I also liked Scott's reference to industry fragmentation (which I hold responsible for inefficiency and non-competitiveness). Many are sick of my insistence on the need for integration - and the implementation of Industry Shaping projects (see our Health Tourism Pentad).
Of course, with integration and efficiency comes maturation.
And one more manifestation of industry maturity is that of Mergers and acquisitions - consolidation (which are seeing happening).
We share the view that Medical Tourism (the "abroad" version) has matured, is at a crossroads and faces serious dilemmas.
In my various more recent writings, I refer to such "industry maturation" manifestations as the West's Revenge, Consumer Dilemmas, Slowing Growth and providers being deluded by the purported size of the market - whilst disregarding the size - and continuing growth of the industry.
My caveats have included an imminent "shake out".

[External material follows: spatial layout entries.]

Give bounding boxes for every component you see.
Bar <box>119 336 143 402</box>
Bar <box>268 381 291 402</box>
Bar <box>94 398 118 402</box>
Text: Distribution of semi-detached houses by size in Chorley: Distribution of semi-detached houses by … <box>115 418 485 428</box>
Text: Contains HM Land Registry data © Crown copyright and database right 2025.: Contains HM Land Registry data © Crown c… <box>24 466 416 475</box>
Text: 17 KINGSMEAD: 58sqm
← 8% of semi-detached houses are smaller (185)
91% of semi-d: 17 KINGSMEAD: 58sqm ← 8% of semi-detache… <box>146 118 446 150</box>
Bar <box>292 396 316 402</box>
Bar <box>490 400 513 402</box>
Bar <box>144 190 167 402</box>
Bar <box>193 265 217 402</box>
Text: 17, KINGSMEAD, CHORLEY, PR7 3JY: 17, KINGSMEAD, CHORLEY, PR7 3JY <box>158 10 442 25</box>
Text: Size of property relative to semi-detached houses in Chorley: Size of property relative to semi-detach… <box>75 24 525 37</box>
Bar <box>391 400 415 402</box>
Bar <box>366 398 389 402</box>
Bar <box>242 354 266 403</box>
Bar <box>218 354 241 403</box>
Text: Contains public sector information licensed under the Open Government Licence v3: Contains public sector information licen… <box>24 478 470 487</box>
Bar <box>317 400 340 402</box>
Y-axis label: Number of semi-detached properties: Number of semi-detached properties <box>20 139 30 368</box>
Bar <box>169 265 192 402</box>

I have been criticized for heckling those consultants, pundits and gurus who are still predicting explosive growth for the "abroad" version of Medical Tourism (which as we are seeing, is increasingly having to compete with the "Internal" version).
Scott talks about "Mature industries moving out of the price stack and begin to cluster around the differentiated line".
I too have dispaired at the commoditization and sameness of the industry, which motivated me to launch our Health Tourism Innovation site.
Commoditization even characterizes the message (top quality and standards, latest technology, USA-trained Doctors, bottom prices, no waiting).
Quality and Standards (and even "Best Practices") are today, taken as a given. What is your "The Deal Clincher"?